It’s not you, it’s me: Thoughts on dating in high school

The other day I drove past a car that had a plethora of old campaign bumper stickers on it. There was the “Bush-Cheney 04” sticker right next to a “Reagan-Bush 84” one, divided by a “Clinton- Gore 96” sticker.  In my head, this conversion van was driven by a church librarian who let her hair down in the mid nineties, only to trade her heels back in for the comfort of orthopedic shoes.

Political campaigns, much like dating relationships, are surrounded by lots of fervor that are supposed to preempt an event, not be the event itself.
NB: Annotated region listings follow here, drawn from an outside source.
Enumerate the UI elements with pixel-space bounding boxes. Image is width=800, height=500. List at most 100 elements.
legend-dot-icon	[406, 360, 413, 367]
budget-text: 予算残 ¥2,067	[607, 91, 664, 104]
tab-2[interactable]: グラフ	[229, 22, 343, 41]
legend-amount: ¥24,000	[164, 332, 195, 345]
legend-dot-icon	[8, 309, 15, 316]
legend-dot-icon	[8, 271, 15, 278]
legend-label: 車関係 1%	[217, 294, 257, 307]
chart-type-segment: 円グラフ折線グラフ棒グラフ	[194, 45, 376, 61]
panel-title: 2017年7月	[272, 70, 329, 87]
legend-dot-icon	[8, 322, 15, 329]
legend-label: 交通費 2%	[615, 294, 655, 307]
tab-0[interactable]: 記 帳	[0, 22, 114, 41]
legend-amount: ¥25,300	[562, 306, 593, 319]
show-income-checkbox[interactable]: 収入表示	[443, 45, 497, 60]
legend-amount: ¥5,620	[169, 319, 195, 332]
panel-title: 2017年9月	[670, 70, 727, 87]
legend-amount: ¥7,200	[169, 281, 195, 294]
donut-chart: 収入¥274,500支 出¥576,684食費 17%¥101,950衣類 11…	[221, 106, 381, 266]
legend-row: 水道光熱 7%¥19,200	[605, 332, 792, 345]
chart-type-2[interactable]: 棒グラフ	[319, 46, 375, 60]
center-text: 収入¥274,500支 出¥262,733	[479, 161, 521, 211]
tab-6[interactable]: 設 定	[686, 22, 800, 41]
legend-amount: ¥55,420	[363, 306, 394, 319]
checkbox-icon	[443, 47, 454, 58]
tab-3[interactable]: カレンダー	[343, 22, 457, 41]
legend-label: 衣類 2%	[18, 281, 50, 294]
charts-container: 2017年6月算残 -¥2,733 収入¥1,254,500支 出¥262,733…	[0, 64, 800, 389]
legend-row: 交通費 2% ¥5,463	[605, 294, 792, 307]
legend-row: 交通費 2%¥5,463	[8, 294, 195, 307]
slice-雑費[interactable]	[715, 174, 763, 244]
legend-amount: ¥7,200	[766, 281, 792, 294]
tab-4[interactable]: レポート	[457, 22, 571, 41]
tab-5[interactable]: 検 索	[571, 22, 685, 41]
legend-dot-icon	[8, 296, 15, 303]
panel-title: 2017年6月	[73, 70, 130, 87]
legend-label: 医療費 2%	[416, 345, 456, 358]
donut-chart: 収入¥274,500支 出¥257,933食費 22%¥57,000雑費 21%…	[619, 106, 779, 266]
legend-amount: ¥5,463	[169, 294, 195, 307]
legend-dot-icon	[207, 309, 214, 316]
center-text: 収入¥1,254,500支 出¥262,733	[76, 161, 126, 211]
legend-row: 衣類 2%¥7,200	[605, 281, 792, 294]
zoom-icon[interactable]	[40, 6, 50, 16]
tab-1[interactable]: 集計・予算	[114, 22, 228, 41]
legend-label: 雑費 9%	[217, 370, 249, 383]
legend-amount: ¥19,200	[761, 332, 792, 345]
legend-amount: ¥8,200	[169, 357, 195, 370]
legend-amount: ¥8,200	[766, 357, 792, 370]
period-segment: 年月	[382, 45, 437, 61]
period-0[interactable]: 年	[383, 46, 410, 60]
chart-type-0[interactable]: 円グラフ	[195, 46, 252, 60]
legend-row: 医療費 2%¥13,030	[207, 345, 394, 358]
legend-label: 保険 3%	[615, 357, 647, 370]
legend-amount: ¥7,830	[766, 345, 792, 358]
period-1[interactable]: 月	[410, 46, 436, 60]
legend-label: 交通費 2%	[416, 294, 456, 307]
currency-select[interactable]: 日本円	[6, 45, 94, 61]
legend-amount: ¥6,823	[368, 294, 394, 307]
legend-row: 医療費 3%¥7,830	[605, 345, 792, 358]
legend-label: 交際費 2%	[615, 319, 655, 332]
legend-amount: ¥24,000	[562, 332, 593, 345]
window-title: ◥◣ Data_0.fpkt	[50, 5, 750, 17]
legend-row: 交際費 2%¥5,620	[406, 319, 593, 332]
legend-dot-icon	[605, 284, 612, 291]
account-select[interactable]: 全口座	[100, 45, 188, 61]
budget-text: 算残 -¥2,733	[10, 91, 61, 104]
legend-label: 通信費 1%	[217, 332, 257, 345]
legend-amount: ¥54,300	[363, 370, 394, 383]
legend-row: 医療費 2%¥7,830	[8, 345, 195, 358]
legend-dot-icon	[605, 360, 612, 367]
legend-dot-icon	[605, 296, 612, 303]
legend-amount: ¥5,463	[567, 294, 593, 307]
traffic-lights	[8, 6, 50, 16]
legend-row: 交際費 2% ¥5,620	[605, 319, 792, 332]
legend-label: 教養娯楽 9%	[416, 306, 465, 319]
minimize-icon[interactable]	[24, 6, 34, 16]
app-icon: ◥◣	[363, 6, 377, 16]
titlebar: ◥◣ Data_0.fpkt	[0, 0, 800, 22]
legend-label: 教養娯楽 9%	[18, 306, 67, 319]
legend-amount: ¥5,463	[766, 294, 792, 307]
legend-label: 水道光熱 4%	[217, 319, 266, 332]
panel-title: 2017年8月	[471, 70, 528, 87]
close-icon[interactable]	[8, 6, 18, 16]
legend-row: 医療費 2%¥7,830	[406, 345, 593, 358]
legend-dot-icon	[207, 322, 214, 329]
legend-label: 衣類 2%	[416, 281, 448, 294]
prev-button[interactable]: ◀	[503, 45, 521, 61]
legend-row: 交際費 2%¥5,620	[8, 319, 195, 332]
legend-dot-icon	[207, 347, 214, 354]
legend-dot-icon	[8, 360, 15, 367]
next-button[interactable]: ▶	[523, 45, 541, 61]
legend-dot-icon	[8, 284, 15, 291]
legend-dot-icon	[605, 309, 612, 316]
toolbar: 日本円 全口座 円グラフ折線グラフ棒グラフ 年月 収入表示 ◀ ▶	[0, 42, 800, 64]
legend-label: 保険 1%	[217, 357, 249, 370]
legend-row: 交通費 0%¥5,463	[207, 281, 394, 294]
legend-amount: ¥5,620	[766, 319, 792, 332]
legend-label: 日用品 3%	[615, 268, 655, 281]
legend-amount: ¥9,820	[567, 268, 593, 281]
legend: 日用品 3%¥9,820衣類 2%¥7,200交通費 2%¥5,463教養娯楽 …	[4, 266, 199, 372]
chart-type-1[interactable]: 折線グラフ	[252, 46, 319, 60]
When we elect a President, we don’t really know what it will be like until that person is actually president, and when we date someone, we don’t know what they will fully be like either until we actually marry them.  If you don’t feel like you are very good at dating, and it feels like a lot of heartache, hang on, because the goal isn’t to be good at dating, the goal is to be a good husband or wife. I have found that people who are really good at dating have a hard time being a spouse, and people who love being a spouse generally really hate dating.  By the way, it is really possible to be with someone you like a lot, but not like the process of dating. Perhaps even obstacles you hit in your relationships have nothing to do with the person you are with, they have to do with how hard and unnatural the dating process itself is.

Rosanna and I used to have arguments when we were dating that we now realize were because we were dating.  I do not mean this to say that marrying someone will fix all of your problems, I mean it to say that dating someone is a bit of a goofy process, and well, it is supposed to be. It’s a campaign. It’s not the presidency.

I say all this of course, because I spend lots of time with high school and college students, many who hate themselves because they can’t make relationships work.  They assume that failed dating relationships translate into a lifetime of relational misery.  That’s just not true.

I spent lots of time talking with students who feel immense guilt for letting someone they trusted take advantage of them and break their heart. Relationships are tricky at any age, so it’s important to remember you will never have it all mapped out, especially not by the time you get a high school diploma.  If you’ve walked thru heartache, wondering what went wrong, wondering how you could have been fooled by someone you knew so well- don’t beat yourself up. There is no detailed path for ending up with someone you love, and you may think of yourself as upside down, but you are quite possibly right where you are supposed to be.  Remember, it just takes one.